As you can see, it is very likely that a random walk of length 300 will, at some point, return to the origin.

There is a very cool theorem about this:

Theorem (Polya's recurrence theorem) An infinite random walk in 1-dimensional or 2-dimensional grid returns to the origin at some point with probability 1.


Let's plot many random walks.

In [152]:
for i in range(40):
    plt.plot(range(max_M+1), simulations[i,:])

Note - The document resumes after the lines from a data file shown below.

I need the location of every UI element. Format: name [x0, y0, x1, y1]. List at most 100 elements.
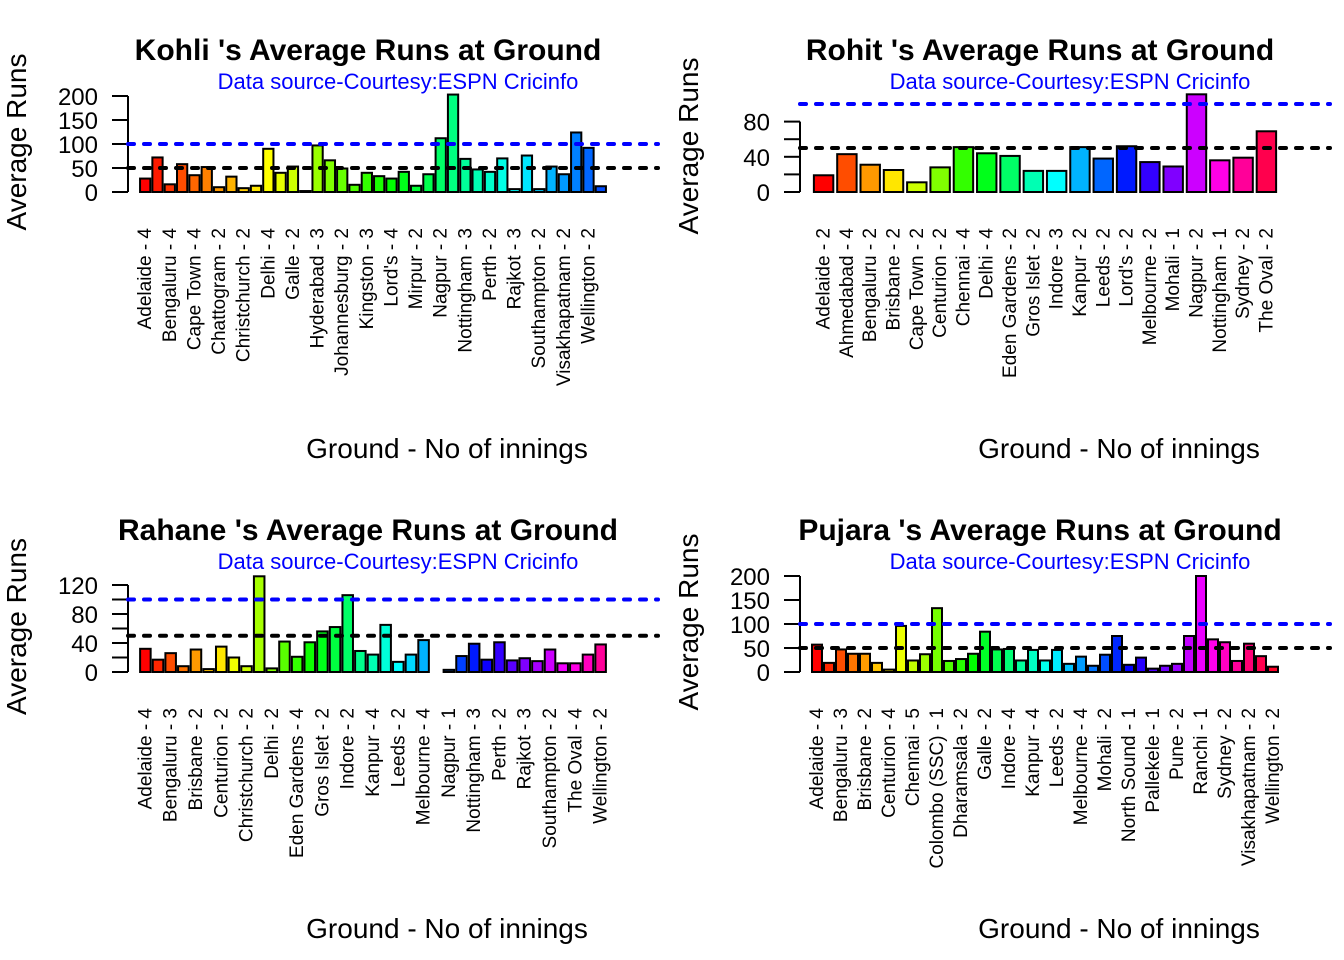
x-tick-label: Kingston - 3 [357, 228, 378, 329]
chart-subtitle: Data source-Courtesy:ESPN Cricinfo [218, 69, 579, 94]
x-tick-label: The Oval - 4 [565, 708, 586, 813]
bar [812, 174, 835, 193]
bar [164, 652, 177, 673]
y-axis-title: Average Runs [1, 54, 32, 231]
bar [480, 658, 494, 674]
bar [543, 648, 557, 673]
x-tick-label: Melbourne - 4 [1071, 708, 1092, 826]
bar [240, 665, 253, 673]
y-tick-label: 80 [71, 602, 98, 629]
bar [278, 640, 291, 674]
x-tick-label: Centurion - 2 [211, 708, 232, 818]
bar [955, 658, 967, 673]
y-tick-label: 120 [58, 573, 98, 600]
bar [366, 653, 380, 674]
x-tick-label: Bengaluru - 3 [161, 708, 182, 822]
x-tick-label: Delhi - 4 [258, 228, 279, 299]
x-tick-label: North Sound - 1 [1119, 708, 1140, 842]
x-tick-label: Indore - 3 [1047, 228, 1068, 309]
y-tick-label: 50 [71, 156, 98, 183]
bar [952, 146, 975, 193]
bar [139, 177, 152, 193]
bar [434, 137, 447, 194]
bar [1087, 664, 1099, 673]
bar [1171, 662, 1183, 673]
chart-title: Rohit 's Average Runs at Ground [806, 34, 1274, 67]
y-tick-label: 150 [730, 588, 770, 615]
x-tick-label: Nottingham - 3 [455, 228, 476, 353]
bar [163, 183, 176, 194]
bar [1267, 665, 1279, 674]
y-tick-label: 80 [743, 110, 770, 137]
bar [1255, 130, 1278, 193]
y-tick-label: 40 [71, 631, 98, 658]
bar [943, 659, 955, 674]
x-tick-label: Indore - 2 [338, 708, 359, 789]
y-tick-label: 150 [58, 108, 98, 135]
x-tick-label: Christchurch - 2 [234, 228, 255, 362]
bar [929, 166, 951, 193]
bar [397, 170, 410, 193]
bar [545, 165, 558, 193]
bar [189, 648, 203, 673]
bar [1183, 635, 1195, 673]
y-tick-label: 40 [743, 145, 770, 172]
bar [533, 188, 546, 193]
bar [1051, 648, 1063, 673]
bar [227, 656, 241, 673]
bar [177, 665, 190, 673]
bar [871, 661, 883, 674]
bar [531, 660, 544, 673]
x-tick-label: Galle - 2 [283, 228, 304, 300]
chart-title: Pujara 's Average Runs at Ground [798, 514, 1281, 547]
x-tick-label: Sydney - 2 [1233, 228, 1254, 319]
bar [188, 174, 201, 193]
bar [455, 655, 468, 674]
bar [979, 630, 991, 673]
x-tick-label: Centurion - 2 [930, 228, 951, 338]
bar [906, 181, 928, 194]
bar [1115, 145, 1138, 194]
bar [1159, 664, 1171, 673]
bar [835, 648, 847, 674]
x-tick-label: Christchurch - 2 [237, 708, 258, 842]
x-tick-label: Visakhapatnam - 2 [1239, 708, 1260, 866]
x-tick-label: Nagpur - 1 [439, 708, 460, 798]
bar [570, 131, 583, 193]
bar [836, 153, 858, 194]
bar [341, 594, 354, 673]
bar [1243, 642, 1255, 673]
bar [505, 659, 519, 673]
y-tick-label: 100 [58, 132, 98, 159]
x-tick-label: Southampton - 2 [540, 708, 561, 848]
x-tick-label: Johannesburg - 2 [332, 228, 353, 376]
x-tick-label: Mohali - 1 [1163, 228, 1184, 311]
bar [976, 152, 998, 193]
x-tick-label: Wellington - 2 [591, 708, 612, 824]
x-tick-label: Eden Gardens - 2 [1000, 228, 1021, 378]
x-tick-label: Pune - 2 [1167, 708, 1188, 780]
y-axis-title: Average Runs [673, 534, 704, 711]
x-tick-label: Leeds - 2 [1047, 708, 1068, 787]
bar [262, 147, 275, 194]
chart-subtitle: Data source-Courtesy:ESPN Cricinfo [218, 549, 579, 574]
bar [200, 166, 213, 193]
chart-title: Rahane 's Average Runs at Ground [118, 514, 618, 547]
bar [373, 175, 386, 194]
x-tick-label: Hyderabad - 3 [308, 228, 329, 348]
bar [1069, 146, 1091, 193]
y-tick-label: 0 [85, 660, 98, 687]
bar [493, 641, 506, 673]
bar [249, 184, 263, 193]
x-axis-title: Ground - No of innings [306, 913, 588, 944]
x-tick-label: Colombo (SSC) - 1 [927, 708, 948, 869]
bar [422, 173, 435, 194]
x-tick-label: Leeds - 2 [1093, 228, 1114, 307]
bar [1232, 156, 1254, 193]
x-tick-label: Chennai - 4 [953, 228, 974, 327]
bar [360, 171, 373, 194]
y-tick-label: 0 [85, 180, 98, 207]
bar [265, 667, 279, 673]
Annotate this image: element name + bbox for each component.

Let's look at the distribution of where the random walk will end after 10,20,100,200 steps.

In [153]:
from math import sqrt, pi, e

def hist_and_fit(X, num_bins):
    # calculate mean and standard deviation. 
    mu = np.mean(X)
    sigma = np.std(X)
    
    Z = np.linspace(-50,50,300)
    plt.axis([-50,50,0,0.1])
    _, _, _ = plt.hist(X,num_bins, normed=True)
    
    guassian_func = lambda mu, sigma: lambda x: 1/(sqrt(2*pi)*sigma) * e**(-0.5*(x - mu)*(x-mu)/(sigma * sigma))
    plt.plot(Z, guassian_func(mu, sigma)(Z))
    

hist_and_fit(simulations[:, 3], 5)
In [154]:
hist_and_fit(simulations[:, 5], 5)
In [155]:
hist_and_fit(simulations[:, 10], 10)
In [156]:
hist_and_fit(simulations[:, 50], 10)
In [157]:
hist_and_fit(simulations[:, 100], 10)
In [158]:
hist_and_fit(simulations[:, 200], 10)
In [159]:
hist_and_fit(simulations[:, 300], 10)

Let's notice some things:

  • The mean is always close to zero (makes sense?)
  • The histogram is looking more and more like a Gaussian
  • The standard deviation is increasing (best fitting Gaussian is becoming wider)

Let's see how the standard deviation is changing as we increase the length of the random walk.

In [160]:
stdevs_of_random_walks = np.apply_along_axis(np.std, 0, simulations)
plt.plot(range(max_M+1), stdevs_of_random_walks)
Out[160]:
[<matplotlib.lines.Line2D at 0x1188ec358>]

Which function does it look like? Square root?

In [161]:
stdevs_of_random_walks = np.apply_along_axis(np.std, 0, simulations)
plt.plot(range(max_M+1), stdevs_of_random_walks)
plt.plot(range(max_M+1), np.sqrt(np.array(range(max_M+1))))
Out[161]:
[<matplotlib.lines.Line2D at 0x1189059e8>]

Wow perfect fit!!!

Next time:

We will learn about the Law of Large Numbers, and the Central Limit Theorem, which explain the behaviors that we are seeing.